第4話 あなたは見える

彼女は自分で人を殺す。言葉ではなく、自分の手で人を殺していく。それが偉いかというとそうではない。もちろん他人を傷つけるのは良くないことだし、しないに越したことはない。でも人間は人を殺す。あなたもそうだ、今だって誰かを殺している。何気なく書いた文章が、絵が、写真が言葉が、人を殺していく。でも気づいていないだろう。

「君は曖昧だよ」

僕は就寝しようとベッドに向かい先客として寝ていた少女に言う。返事はない。しかし少女の顔は緩んだ。

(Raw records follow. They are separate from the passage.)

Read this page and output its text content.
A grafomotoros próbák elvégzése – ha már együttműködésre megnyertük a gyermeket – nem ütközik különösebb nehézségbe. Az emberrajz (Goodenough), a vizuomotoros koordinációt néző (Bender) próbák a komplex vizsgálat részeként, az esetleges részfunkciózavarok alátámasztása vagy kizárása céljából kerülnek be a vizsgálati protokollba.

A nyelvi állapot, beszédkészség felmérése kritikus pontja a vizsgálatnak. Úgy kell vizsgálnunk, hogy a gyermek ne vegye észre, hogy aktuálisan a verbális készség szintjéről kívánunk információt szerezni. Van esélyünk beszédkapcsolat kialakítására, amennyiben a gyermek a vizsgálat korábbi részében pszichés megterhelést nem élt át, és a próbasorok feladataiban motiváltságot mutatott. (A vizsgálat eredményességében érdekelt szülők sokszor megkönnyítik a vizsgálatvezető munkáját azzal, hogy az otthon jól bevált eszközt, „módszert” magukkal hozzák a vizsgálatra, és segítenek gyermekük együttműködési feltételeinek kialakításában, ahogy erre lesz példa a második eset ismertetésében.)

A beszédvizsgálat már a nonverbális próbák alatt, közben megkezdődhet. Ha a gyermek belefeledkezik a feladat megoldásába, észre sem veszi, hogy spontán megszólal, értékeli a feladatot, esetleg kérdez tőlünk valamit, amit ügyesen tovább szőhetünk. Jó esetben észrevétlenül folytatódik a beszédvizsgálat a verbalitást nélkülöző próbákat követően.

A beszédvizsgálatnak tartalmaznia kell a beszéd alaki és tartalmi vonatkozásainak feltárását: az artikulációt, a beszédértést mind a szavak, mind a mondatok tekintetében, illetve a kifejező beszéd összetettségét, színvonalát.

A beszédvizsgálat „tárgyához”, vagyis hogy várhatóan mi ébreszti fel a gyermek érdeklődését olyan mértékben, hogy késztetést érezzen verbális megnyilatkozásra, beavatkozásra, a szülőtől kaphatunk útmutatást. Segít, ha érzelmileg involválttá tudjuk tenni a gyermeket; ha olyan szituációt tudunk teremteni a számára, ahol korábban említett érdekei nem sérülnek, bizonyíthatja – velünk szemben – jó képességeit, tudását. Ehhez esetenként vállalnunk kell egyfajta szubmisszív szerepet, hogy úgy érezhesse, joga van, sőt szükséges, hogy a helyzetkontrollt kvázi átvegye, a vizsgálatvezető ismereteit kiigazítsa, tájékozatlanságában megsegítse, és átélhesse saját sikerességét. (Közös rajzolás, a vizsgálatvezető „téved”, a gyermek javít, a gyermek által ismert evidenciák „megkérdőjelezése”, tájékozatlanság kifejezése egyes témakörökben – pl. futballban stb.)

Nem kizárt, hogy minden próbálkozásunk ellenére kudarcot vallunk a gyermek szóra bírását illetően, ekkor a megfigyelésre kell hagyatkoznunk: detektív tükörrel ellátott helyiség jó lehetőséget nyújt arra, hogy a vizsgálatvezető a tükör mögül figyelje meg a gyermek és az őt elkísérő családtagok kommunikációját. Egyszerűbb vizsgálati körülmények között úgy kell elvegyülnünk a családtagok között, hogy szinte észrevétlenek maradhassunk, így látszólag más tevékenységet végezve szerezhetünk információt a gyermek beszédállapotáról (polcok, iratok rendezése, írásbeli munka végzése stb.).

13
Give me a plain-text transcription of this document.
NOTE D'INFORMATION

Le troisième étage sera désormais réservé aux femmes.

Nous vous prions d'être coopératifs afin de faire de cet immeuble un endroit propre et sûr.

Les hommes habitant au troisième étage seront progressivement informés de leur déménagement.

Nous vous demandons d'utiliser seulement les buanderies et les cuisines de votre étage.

本来なら攻撃意思の具現化達の顔をはっきり確認することはできないが、これは例外だ。彼女の顔はしっかり見える。ほくろの一つまでも鮮明に。それは彼女が意思ではなく、実態だからだろう。

「また、殺してきた」

「そう」

彼女の声はよく通る。ストンと落ちるように。だからというわけでもないが、僕は彼女が言ったことに対して大した反応こそしないけれど頭には入ってきた。

「今度はなんで?」

彼女は悪びれるわけでもなく答える。

「そんなの、理由なんてないことくらいあなたが一番知ってるでしょ」

人を殺すことに理解があるような言い方だが、あながち間違っていないのかもしれない。僕はきっと周りの人間よりも死に近い。それは感覚的な部分もそうだが、物理的にも。実際、今目の前にいる彼女も死と同じようなものだろう。彼女に死との境界などあってないようなものだ。人を殺しに行くとき、彼女は死になる。

「可愛い女の子だったよ」

「そうか」

「でも自分が大好きだから、人を認めないの」

「ああ」

「もったいないね」

「そうだな」

彼女の顔は、血で染まっていた。それを拭い取ろうともしない。きっと何も感じないのだろう。そのようなものに対する嫌悪感も。

「なあ、今回はいつまでそれでいるんだ?」

「ん、もうそろそろだよ。殺したいやつもいないしね」

彼女はベッドから出て部屋を出ていった。殺したいやつもいない。

でもきっとそれも、

僕がベッドに倒れようとしたとき、彼女がまだ部屋の前に立っていることに気がついた。背を向けてただ止まっている。

「どうした?」

「言い忘れた」

彼女はくるりと振り返る。そして悪戯な顔をした。

「今は、ね」

そう言うと今度こそ彼女は部屋から離れていった。その姿が見えなくなってしばらくして、僕はつぶやいた。